However, he stated that T&T must be mindful of the downside risks. Howai said he is looking to the United States to take steps to implement a credible medium-term fiscal plan to avoid the so-called fiscal cliff, which could push that economy back into recession. Regarding the euro, he said he is expecting it will adopt confidence-inducing policy actions to restore growth and employment. “We would like to see an improving global environment since we recognise that global conditions will continue to influence micro- and macroeconomic developments in T&T through existing trade and finance channels.” These realities, Howai said, would make the promotion of entrepreneurship a timely and critical policy consideration for job creation, economic growth and innovation through the expansion of T&T’s skilled workforce.
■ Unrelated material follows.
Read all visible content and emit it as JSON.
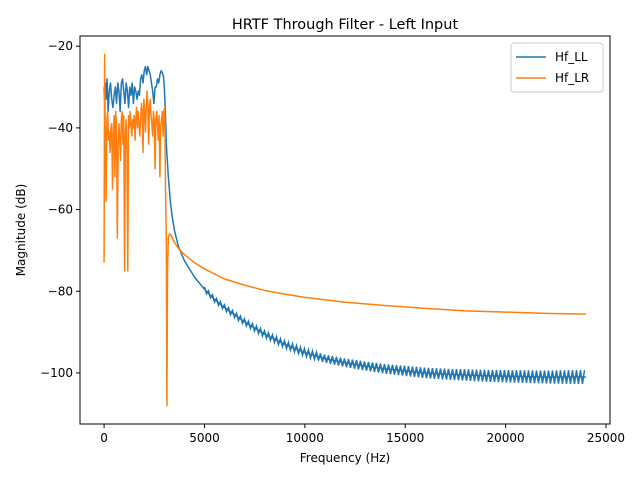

He said the Government would be focusing on modernising the local economy through the facilitation of new investment in the non-energy sectors, in particular: financial services, tourism, downstream energy, industries, the maritime sector, information and communication technology and the creative arts.
Universities going entrepreneurial
Meanwhile, the feature speaker Prof Henry Etzkowitz, president, Triple Helix Association and the originator of the ntrepreneurial University, and Triple Helix concepts, presented his model as an option for UTT to employ. The idea behind the Triple Helix model is for universities to become more entrepreneurial to align itself to produce students that would be more equipped to meet the socio-economic needs of society. His Triple Helix model is basically the interrelation of the state, industry and academia where the point of connectivity of all three produces ideas and innovation. Etzkowitz explained that universities should be able to function outside of its traditional role “by playing the leading role in a knowledge-based society, while having the capability of interfacing and integrating with other structures, such as incubators, technology transfer offices and science parks.